Microsoft disclosed a worm vulnerability in its video chat and office collaboration platform(Microsoft Teams), which may permit attackers to take care of an complete record of group team accounts by merely sending an evil link to an innocent-looking image. A vulnerability affecting each the desktop and web variations of the application was found by cybersecurity researchers at CyberArk. After accountable disclosure of the outcomes on March 23, Microsoft fixed the vulnerability in an update launched on April 20.
“Even if an attacker does not collect a lot of information from a team account, he can still use this account to view the entire organization (for example, a worm),” mentioned Omer Tsarfati from CyberArk.
“Ultimately, an attacker can gain access to all the data in the team accounts of your organization – by collecting confidential information, meeting and calendar information, competitive data, secrets, passwords, personal information, business plans, etc.”
Evolution happens when video conferencing software equivalent to Zoom and Microsoft Teams expertise unprecedented progress in demand as companies, college students, and even authorities officers around the globe are pressured to work and talk at home with the coronavirus pandemic.
Subdomain Capture Vulnerability
The drawback is that Microsoft Teams manages image useful resource authentication. Each time the application opens, an entry token, a JSON web token (JWT), is created in the course of the process, permitting the user to view images exchanged between folks or different individuals in a dialog.

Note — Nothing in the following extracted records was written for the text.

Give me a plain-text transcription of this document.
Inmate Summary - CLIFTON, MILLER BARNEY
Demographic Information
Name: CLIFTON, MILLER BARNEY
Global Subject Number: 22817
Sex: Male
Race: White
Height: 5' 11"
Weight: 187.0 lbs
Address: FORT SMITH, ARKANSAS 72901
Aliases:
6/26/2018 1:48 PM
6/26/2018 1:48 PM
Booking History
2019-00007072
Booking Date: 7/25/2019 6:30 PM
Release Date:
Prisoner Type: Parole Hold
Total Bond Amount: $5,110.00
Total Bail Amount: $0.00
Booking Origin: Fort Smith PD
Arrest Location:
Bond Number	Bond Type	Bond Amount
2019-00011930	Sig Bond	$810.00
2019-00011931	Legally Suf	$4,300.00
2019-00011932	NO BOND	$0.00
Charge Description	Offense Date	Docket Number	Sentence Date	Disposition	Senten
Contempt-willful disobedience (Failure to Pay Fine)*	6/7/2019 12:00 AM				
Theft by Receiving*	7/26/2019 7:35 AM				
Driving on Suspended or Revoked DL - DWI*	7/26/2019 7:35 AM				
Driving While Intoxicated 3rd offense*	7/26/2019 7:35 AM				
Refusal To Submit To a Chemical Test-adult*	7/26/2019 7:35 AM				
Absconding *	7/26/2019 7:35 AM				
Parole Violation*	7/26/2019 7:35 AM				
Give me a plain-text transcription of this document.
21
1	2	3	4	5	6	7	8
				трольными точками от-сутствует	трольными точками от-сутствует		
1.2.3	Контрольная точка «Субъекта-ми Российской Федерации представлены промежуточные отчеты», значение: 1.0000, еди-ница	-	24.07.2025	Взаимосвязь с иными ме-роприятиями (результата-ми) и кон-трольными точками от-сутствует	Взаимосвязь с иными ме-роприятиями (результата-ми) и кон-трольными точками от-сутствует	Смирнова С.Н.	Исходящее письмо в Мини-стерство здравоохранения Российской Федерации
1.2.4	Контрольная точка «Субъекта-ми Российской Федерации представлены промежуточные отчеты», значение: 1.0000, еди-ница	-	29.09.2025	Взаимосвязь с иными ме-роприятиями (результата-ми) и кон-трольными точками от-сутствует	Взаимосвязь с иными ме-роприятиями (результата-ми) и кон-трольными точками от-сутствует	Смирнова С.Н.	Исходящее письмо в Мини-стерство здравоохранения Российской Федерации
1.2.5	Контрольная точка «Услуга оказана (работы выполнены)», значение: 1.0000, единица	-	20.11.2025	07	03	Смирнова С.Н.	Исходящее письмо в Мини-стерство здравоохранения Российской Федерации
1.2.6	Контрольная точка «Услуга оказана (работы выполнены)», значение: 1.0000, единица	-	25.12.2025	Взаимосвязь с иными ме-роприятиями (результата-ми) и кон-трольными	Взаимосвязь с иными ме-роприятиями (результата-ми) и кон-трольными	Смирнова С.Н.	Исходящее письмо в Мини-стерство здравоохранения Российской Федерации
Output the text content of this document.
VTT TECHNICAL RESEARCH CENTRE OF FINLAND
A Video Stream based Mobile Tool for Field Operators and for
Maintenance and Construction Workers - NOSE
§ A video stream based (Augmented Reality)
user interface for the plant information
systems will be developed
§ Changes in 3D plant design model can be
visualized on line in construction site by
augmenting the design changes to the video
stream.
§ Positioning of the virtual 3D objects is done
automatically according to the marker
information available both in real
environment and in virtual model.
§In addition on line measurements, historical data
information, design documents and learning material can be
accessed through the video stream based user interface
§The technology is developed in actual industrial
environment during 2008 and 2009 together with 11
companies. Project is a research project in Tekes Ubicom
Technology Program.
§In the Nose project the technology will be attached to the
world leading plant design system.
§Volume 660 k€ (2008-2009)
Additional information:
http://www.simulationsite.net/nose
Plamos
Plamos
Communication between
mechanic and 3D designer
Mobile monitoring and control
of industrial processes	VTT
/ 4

CyberArk researchers discovered that they had been capable of get a cookie (known as “authtoken”) that gives entry to the useful resource server (api.areas.skype.com), and used it. create the aforementioned “Skype token”, thus offering unhindered permissions to ship messages, read messages, create teams, add new customers or remove customers from teams, change permissions in teams by means of the command API, however that’s not all.
Since the cookie of the approved file is configured to be despatched to teams.microsoft.team or to one among its subdomains, the researchers discovered two subdomains (aadsync-test.teams.microsoft.com and data-dev). .teams.microsoft.com) that had been vulnerable to takeovers.
“If an attacker can force a user to visit subdomains that were captured, the victim’s browser will send this cookie to the attacker’s server, and the attacker (after receiving an authorized token) can create a Skype token,” the researchers mentioned. “After that, the attacker can steal account information to the victim’s teams. ”
Now armed with compromised subdomains, an attacker may exploit the vulnerability by merely sending a malicious link, equivalent to a GIF, to an unsuspecting victim or all contributors in a gaggle dialog. Therefore, when the recipients open the message, the browser tries to obtain the image, however not earlier than sending approved cookies to the compromised subdomain.
The unhealthy actor can then use this authorization file to create a Skype token and, due to this fact, achieve entry to all of the victim’s data. Worse, an attack can be launched by any stranger if the interplay features a chat interface, equivalent to a convention name invitation for a potential interview.
“The victim will never know that he was attacked, which makes the use of this vulnerability secretive and dangerous,” the researchers mentioned.
Videoconferencing attacks on the rise
The transition to remote work within the context of the continuing COVID-19 pandemic and the elevated demand for video conferencing services has turn out to be a worthwhile tactic for attackers to steal credentials and unfold malware.
Recent research by Proofpoint and Abnormal Security have recognized social engineering campaigns asking customers to hitch a Zoom assembly or repair a Cisco WebEx security vulnerability by clicking on malicious hyperlinks designed to steal login information.
In the face of those rising threats, customers are suggested to watch out for phishing attacks and preserve video conferencing software updated.